Workers, patients share in holiday meal at Deaconess Hospital to lift spirits
Mary Cooper did not expect a free meal at Deaconess Hospital during her father’s heart procedure. But the annual tradition provides a small respite for those who find themselves facing hard times at the hospital for the holidays.
“It’s sweet. I guess it keeps your mind off what’s happening upstairs,” Cooper said of her father’s surgery and her meal of roast ham.
The free holiday feast was available Wednesday to all patients, visitors and staff who wandered by the hospital’s cafeteria. Lines in two directions stretched into the hallway at times as they waited for a meal of roast ham, chicken cordon bleu with hollandaise sauce, stuffing and other holiday fare.
Hospital Chaplain Bill Strunk spent the day serving more than 420 pounds of chicken.
“It’s a fun and different way to get to serve people. It’s really a rush of everyone coming down,” he said.
MultiCare Inland Northwest CEO Alex Jackson said the annual tradition is a “very small way” to give back to MultiCare Deaconess employees who have to give time up with their families over the holidays.
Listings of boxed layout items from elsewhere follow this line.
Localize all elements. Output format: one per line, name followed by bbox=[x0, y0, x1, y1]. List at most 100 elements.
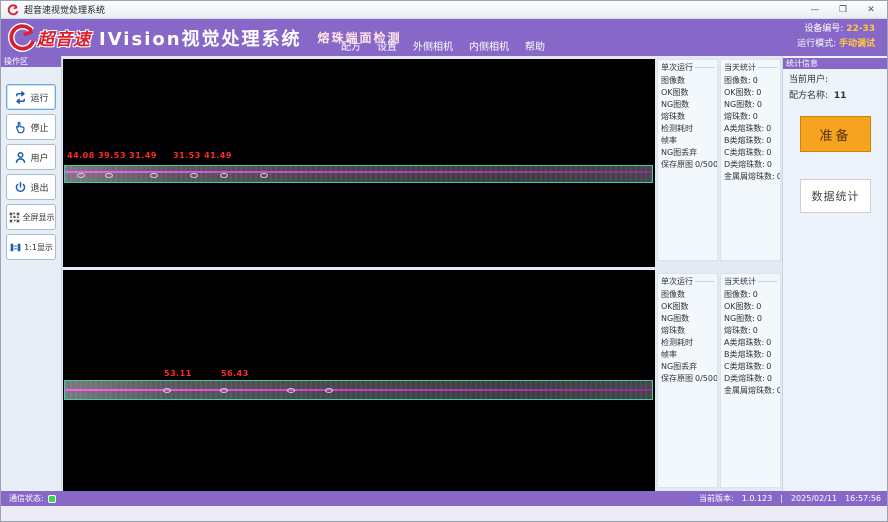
stat-row: B类熔珠数:0 bbox=[724, 135, 777, 147]
recipe-name-label: 配方名称: bbox=[789, 91, 828, 101]
data-statistics-button[interactable]: 数据统计 bbox=[800, 179, 871, 213]
run-button-label: 运行 bbox=[30, 91, 48, 104]
inner-camera-viewport: 53.11 56.43 bbox=[63, 270, 655, 491]
stat-row: D类熔珠数:0 bbox=[724, 159, 777, 171]
menu-item[interactable]: 外侧相机 bbox=[413, 38, 453, 53]
current-user-label: 当前用户: bbox=[789, 75, 828, 85]
bead-blob bbox=[105, 173, 113, 178]
operation-sidebar: 操作区 运行 停止 bbox=[1, 56, 62, 491]
stat-row: OK图数:0 bbox=[724, 301, 777, 313]
stat-row: C类熔珠数:0 bbox=[724, 147, 777, 159]
stop-hand-icon bbox=[13, 120, 28, 135]
device-info: 设备编号: 22-33 运行模式: 手动调试 bbox=[797, 22, 875, 52]
app-title: IVision视觉处理系统 bbox=[99, 25, 302, 51]
user-button[interactable]: 用户 bbox=[6, 144, 56, 170]
exit-button[interactable]: 退出 bbox=[6, 174, 56, 200]
stat-row: 图像数 bbox=[661, 289, 714, 301]
power-icon bbox=[13, 180, 28, 195]
bead-blob bbox=[163, 388, 171, 393]
bottom-strip bbox=[1, 506, 888, 522]
exit-button-label: 退出 bbox=[30, 181, 48, 194]
run-mode-value: 手动调试 bbox=[839, 39, 875, 49]
stat-row: NG图数:0 bbox=[724, 313, 777, 325]
stat-row: NG图数 bbox=[661, 313, 714, 325]
close-icon[interactable]: ✕ bbox=[865, 1, 877, 19]
sidebar-buttons: 运行 停止 用户 bbox=[1, 67, 61, 260]
bead-blob bbox=[220, 173, 228, 178]
comm-status: 通信状态: bbox=[9, 493, 56, 504]
weld-bead-detection-strip bbox=[64, 165, 653, 183]
menu-item[interactable]: 帮助 bbox=[525, 38, 545, 53]
single-run-title: 单次运行 bbox=[661, 276, 714, 287]
measurement-annotation: 56.43 bbox=[221, 369, 249, 378]
restore-icon[interactable]: ❐ bbox=[837, 1, 849, 19]
single-run-box: 单次运行 图像数 OK图数 NG图数 熔珠数 检测耗时 bbox=[657, 59, 718, 261]
device-number-value: 22-33 bbox=[846, 24, 875, 34]
status-right: 当前版本: 1.0.123 | 2025/02/11 16:57:56 bbox=[699, 493, 881, 504]
status-separator: | bbox=[780, 494, 783, 503]
current-user-row: 当前用户: bbox=[783, 69, 888, 85]
app-window: 超音速视觉处理系统 — ❐ ✕ 超音速 IVision视觉处理系统 熔珠端面检测… bbox=[0, 0, 888, 522]
stat-row: 图像数 bbox=[661, 75, 714, 87]
single-run-rows: 图像数 OK图数 NG图数 熔珠数 检测耗时 帧率 NG图丢弃 bbox=[661, 289, 714, 385]
brand-name: 超音速 bbox=[37, 25, 91, 50]
stat-row: 图像数:0 bbox=[724, 289, 777, 301]
device-number-row: 设备编号: 22-33 bbox=[797, 22, 875, 37]
fullscreen-button[interactable]: 全屏显示 bbox=[6, 204, 56, 230]
stat-row: OK图数 bbox=[661, 301, 714, 313]
os-titlebar: 超音速视觉处理系统 — ❐ ✕ bbox=[1, 1, 888, 19]
menu-item[interactable]: 设置 bbox=[377, 38, 397, 53]
stat-row: 检测耗时 bbox=[661, 337, 714, 349]
comm-status-led bbox=[48, 495, 56, 503]
status-date: 2025/02/11 bbox=[791, 494, 837, 503]
minimize-icon[interactable]: — bbox=[809, 1, 821, 19]
fullscreen-button-label: 全屏显示 bbox=[23, 212, 55, 223]
stat-row: D类熔珠数:0 bbox=[724, 373, 777, 385]
version-value: 1.0.123 bbox=[742, 494, 773, 503]
menu-item[interactable]: 配方 bbox=[341, 38, 361, 53]
measurement-annotation: 44.08 39.53 31.49 bbox=[67, 151, 157, 160]
brand-swirl-icon bbox=[7, 23, 37, 53]
stat-row: 熔珠数 bbox=[661, 111, 714, 123]
stat-row: 熔珠数:0 bbox=[724, 111, 777, 123]
run-mode-row: 运行模式: 手动调试 bbox=[797, 37, 875, 52]
statistics-info-panel: 统计信息 当前用户: 配方名称: 11 准备 数据统计 bbox=[782, 56, 888, 491]
outer-camera-stats: 单次运行 图像数 OK图数 NG图数 熔珠数 检测耗时 bbox=[657, 59, 781, 261]
daily-stats-rows: 图像数:0 OK图数:0 NG图数:0 熔珠数:0 A类熔珠数:0 B类熔珠数:… bbox=[724, 289, 777, 397]
stat-row: C类熔珠数:0 bbox=[724, 361, 777, 373]
stat-row: NG图数:0 bbox=[724, 99, 777, 111]
menu-item[interactable]: 内侧相机 bbox=[469, 38, 509, 53]
stat-row: 金属屑熔珠数:0 bbox=[724, 171, 777, 183]
info-panel-title: 统计信息 bbox=[783, 58, 888, 69]
app-logo-icon bbox=[7, 4, 19, 16]
measurement-annotation: 53.11 bbox=[164, 369, 192, 378]
app-header: 超音速 IVision视觉处理系统 熔珠端面检测 配方设置外侧相机内侧相机帮助 … bbox=[1, 19, 888, 56]
bead-blob bbox=[260, 173, 268, 178]
stat-row: B类熔珠数:0 bbox=[724, 349, 777, 361]
recipe-name-row: 配方名称: 11 bbox=[783, 85, 888, 101]
daily-stats-title: 当天统计 bbox=[724, 62, 777, 73]
fullscreen-grid-icon bbox=[8, 211, 21, 224]
single-run-box: 单次运行 图像数 OK图数 NG图数 熔珠数 检测耗时 bbox=[657, 273, 718, 488]
stat-row: NG图数 bbox=[661, 99, 714, 111]
run-button[interactable]: 运行 bbox=[6, 84, 56, 110]
bead-blob bbox=[220, 388, 228, 393]
user-icon bbox=[13, 150, 28, 165]
stop-button[interactable]: 停止 bbox=[6, 114, 56, 140]
stat-row: 帧率 bbox=[661, 349, 714, 361]
prepare-button[interactable]: 准备 bbox=[800, 116, 871, 152]
daily-stats-box: 当天统计 图像数:0 OK图数:0 NG图数:0 熔珠数:0 A类熔珠数:0 bbox=[720, 59, 781, 261]
one-to-one-button[interactable]: 1:1显示 bbox=[6, 234, 56, 260]
sidebar-title: 操作区 bbox=[1, 56, 61, 67]
daily-stats-title: 当天统计 bbox=[724, 276, 777, 287]
bead-blob bbox=[77, 173, 85, 178]
measurement-annotation: 31.53 41.49 bbox=[173, 151, 232, 160]
run-cycle-icon bbox=[13, 90, 28, 105]
one-to-one-button-label: 1:1显示 bbox=[24, 242, 53, 253]
bead-blob bbox=[287, 388, 295, 393]
status-bar: 通信状态: 当前版本: 1.0.123 | 2025/02/11 16:57:5… bbox=[1, 491, 888, 506]
status-time: 16:57:56 bbox=[845, 494, 881, 503]
run-mode-label: 运行模式: bbox=[797, 39, 836, 49]
stats-area: 单次运行 图像数 OK图数 NG图数 熔珠数 检测耗时 bbox=[657, 56, 781, 491]
stat-row: A类熔珠数:0 bbox=[724, 123, 777, 135]
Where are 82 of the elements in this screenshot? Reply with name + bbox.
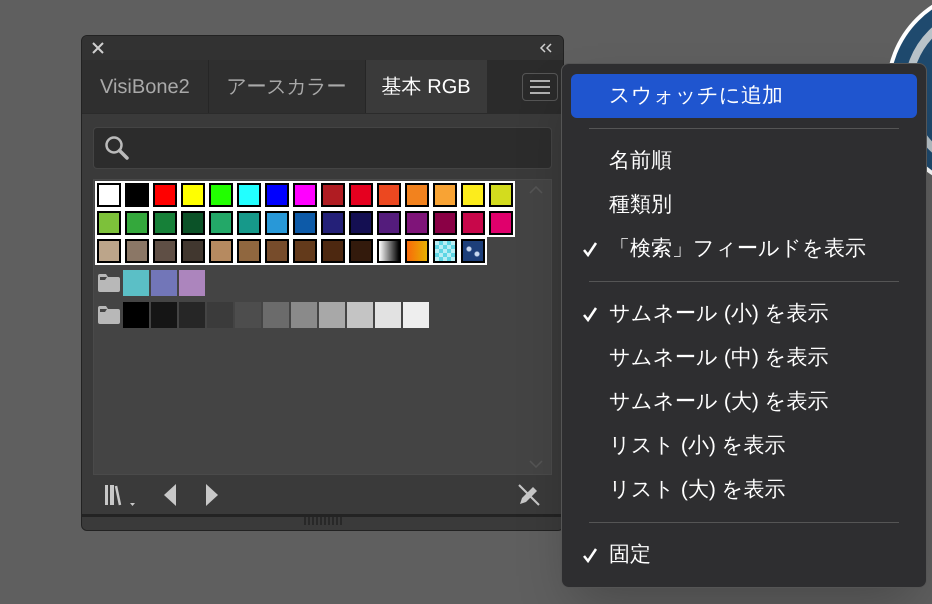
color-swatch[interactable] <box>349 183 373 208</box>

“No one chooses when they’ll be ill,” he said. “So we need to be here on Christmas, on Thanksgiving. We want to say thank you in every way we can to all our employees who delay their Christmas until they get off shift,” he said.
While in line for her lunch, ER assistant nurse manager Stacy Kitchens said every nurse she knows has missed a holiday with family because of their job.
“Hospital staff have to sacrifice their own family to care for patients. That’s the job, but it is hard sometimes,” she said.
Kitchens added the most sympathy should go to patients and their loved ones who sometimes must celebrate the holidays under the worst circumstances.
“It can be sad to be in a hospital over Christmas. So I think us as nurses or just anyone who works here tries to bring a little extra joy to our patients over the next few weeks,” she said.
Physician Ben Arthurs echoed the sentiment – being a hospital worker during the holidays is “part of the job.”
“Being tolerant to give up time with families is intrinsic to what we do,” he said. “It’s not as hard as seeing when families cannot be with their loved one for the holidays because they are in intensive care.”
But Arthurs called the annual holiday meal a “moment of connection” for everyone who finds themselves at the hospital near the end of the year.